La ruptura de la burbuja hipotecaria, amenaza pasar a crisis financiera, con la caída progresiva del valor del dólar, y eventualmente a una crisis económica similar a la de 1929, con sus tres caminos: la URSS consolidando el socialismo y por eso no afectada por ella, Alemania, Italia y Japón yendo al fascismo, en preparación de agresiones que llevaron a la II Guerra Mundial, y Estados Unidos y Gran Bretaña adoptando la doctrina de Keynes.

Amenaza de una crisis económica similar a la de 1929.

De repetirse la Gran Depresión, la oligarquía financiera yanki trataría de implantar el fascismo, que ya practica Bush contra Iraq, Cuba y otros muchos países. Y se fortalecerían los bloques contrarios al mundo unipolar con la posible alianza de China, Rusia y la India, mientras avanza la integración liberadora en nuestra región. Otro 1929 sería terrible para toda la humanidad: pueblos enteros serían aniquilados por el hambre y la violencia.

Por otro lado, la llegada de una crisis económica de esa dimensión, podrá tener la significación del derrumbe de la URSS, aunque de signo contrario, si es que marca el comienzo del fin del imperio del dólar. Esto no subestima las posibilidades de recuperación temporal del capitalismo. Sin embargo, en ese empeño fracasarán los amos de la mayor parte del mundo, porque su instrumento principal para hacerlo, fue el mismo que condujo a las puertas de la más demoledora de las crisis: la acumulación y centralización del capital. Su expresión es evidente: dejar un número menor de ricos con mayores riquezas

Hay nerviosismo en los mercados bursátiles actuales.

Para ello se limitan a emplear algo que no es capital verdadero pues se mantiene en la esfera de la circulación y no pasa a la productiva: la liquidez. Se trata de la liquidez en sus dos formas: dinero fiduciario, no material, como el dólar, hace rato una estafa, al carecer de respaldo oro, dinero material, y el casi dinero, según Marx, como acciones, bonos, hipotecas, etc., que tampoco tienen razón de existir. Por eso es el regreso al marxismo-leninismo, siempre de guía para la acción y renovación permanente.
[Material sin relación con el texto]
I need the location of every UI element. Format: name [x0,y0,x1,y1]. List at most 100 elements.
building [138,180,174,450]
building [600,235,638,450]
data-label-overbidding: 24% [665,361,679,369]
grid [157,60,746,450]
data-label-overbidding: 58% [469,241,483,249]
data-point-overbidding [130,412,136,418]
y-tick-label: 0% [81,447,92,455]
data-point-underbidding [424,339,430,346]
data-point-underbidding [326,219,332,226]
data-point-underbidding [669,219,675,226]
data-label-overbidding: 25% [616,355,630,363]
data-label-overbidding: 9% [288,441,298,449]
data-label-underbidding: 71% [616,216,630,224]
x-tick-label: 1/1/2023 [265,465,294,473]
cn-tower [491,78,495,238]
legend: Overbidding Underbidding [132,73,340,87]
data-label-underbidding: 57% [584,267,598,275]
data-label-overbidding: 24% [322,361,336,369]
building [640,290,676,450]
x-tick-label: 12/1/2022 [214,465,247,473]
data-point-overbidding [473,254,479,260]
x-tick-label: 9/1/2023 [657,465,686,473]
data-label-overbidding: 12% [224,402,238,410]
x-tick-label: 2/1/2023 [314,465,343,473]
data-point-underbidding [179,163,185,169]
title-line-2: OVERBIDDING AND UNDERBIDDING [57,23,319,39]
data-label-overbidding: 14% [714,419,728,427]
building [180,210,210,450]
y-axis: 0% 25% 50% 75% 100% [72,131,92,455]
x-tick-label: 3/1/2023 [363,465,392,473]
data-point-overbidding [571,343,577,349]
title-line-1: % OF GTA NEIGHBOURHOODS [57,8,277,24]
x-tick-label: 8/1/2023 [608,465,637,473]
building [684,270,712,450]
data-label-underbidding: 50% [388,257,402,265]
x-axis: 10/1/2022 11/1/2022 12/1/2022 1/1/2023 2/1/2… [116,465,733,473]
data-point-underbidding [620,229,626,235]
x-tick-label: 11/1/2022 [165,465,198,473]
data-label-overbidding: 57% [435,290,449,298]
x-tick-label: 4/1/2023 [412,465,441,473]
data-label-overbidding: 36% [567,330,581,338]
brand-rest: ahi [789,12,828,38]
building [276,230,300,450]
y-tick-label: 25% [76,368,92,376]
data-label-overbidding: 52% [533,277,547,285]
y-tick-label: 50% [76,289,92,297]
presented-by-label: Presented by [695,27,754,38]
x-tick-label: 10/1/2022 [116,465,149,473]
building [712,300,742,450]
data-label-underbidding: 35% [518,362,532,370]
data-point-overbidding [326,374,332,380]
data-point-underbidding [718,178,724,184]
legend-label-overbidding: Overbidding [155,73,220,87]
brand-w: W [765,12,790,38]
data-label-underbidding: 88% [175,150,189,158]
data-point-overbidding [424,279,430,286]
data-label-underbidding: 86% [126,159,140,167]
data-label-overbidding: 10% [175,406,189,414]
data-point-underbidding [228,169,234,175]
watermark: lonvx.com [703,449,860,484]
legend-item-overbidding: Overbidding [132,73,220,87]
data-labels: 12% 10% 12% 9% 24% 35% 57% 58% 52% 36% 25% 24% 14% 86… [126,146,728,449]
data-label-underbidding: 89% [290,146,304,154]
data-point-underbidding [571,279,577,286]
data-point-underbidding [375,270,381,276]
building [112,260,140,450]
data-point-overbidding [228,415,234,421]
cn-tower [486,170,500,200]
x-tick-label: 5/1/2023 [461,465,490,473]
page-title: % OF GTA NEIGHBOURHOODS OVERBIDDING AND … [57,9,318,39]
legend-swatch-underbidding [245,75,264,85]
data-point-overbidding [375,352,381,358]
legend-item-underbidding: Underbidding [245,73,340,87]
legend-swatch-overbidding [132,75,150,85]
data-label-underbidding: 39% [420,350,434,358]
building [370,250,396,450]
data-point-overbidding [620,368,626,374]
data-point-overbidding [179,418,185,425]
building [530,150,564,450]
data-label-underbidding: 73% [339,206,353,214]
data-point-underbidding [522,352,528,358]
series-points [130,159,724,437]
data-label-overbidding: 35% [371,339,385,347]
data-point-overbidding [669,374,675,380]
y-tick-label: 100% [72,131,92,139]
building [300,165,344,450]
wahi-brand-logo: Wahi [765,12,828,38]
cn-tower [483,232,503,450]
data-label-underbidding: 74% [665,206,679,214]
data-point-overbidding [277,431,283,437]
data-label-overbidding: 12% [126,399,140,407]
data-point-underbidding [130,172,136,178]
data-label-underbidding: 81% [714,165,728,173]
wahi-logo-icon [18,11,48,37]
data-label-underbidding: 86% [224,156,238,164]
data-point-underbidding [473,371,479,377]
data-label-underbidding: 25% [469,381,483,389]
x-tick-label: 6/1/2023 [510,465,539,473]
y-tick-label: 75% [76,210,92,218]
Ya el Manifiesto Comunista de Marx y Engels, cuyo aniversario 160 festejaremos el próximo año, afirmó que la burguesía alcanzó logros en las fuerzas productivas jamás realizados antes, pero a costa de la degradación humana más espantosa. En realidad era la lucha entre los que consumen sin producir y los que producen sin consumir. Y Marx denunció que los primeros se apoderan de la cultura para ponerla a sus órdenes, y proclamó que se separaron la cultura y el trabajo: La cultura se opone al trabajo como capital o artículo de lujo para el rico.

El capitalismo no caerá automáticamente a causa de sus crisis, que son recurrentes en la economía y permanentes en la moral, la ideología, la política, la ecología, necesitándose que la lucha unida de cada pueblo y de todos los pueblos por encima de las fronteras y las diferencias políticas, ideológica y otras, produzca cambios radicales, a culminar en gobiernos populares, como en Cuba, los países hermanos con el socialismo del siglo XXI y los países socialistas asiáticos.

Su fortaleza radica en la cultura. Martí proclamó lo que aplica el marxismo-leninismo al abrirse paso, convencidos sus partidarios de que ser cultos es la única manera de ser libres.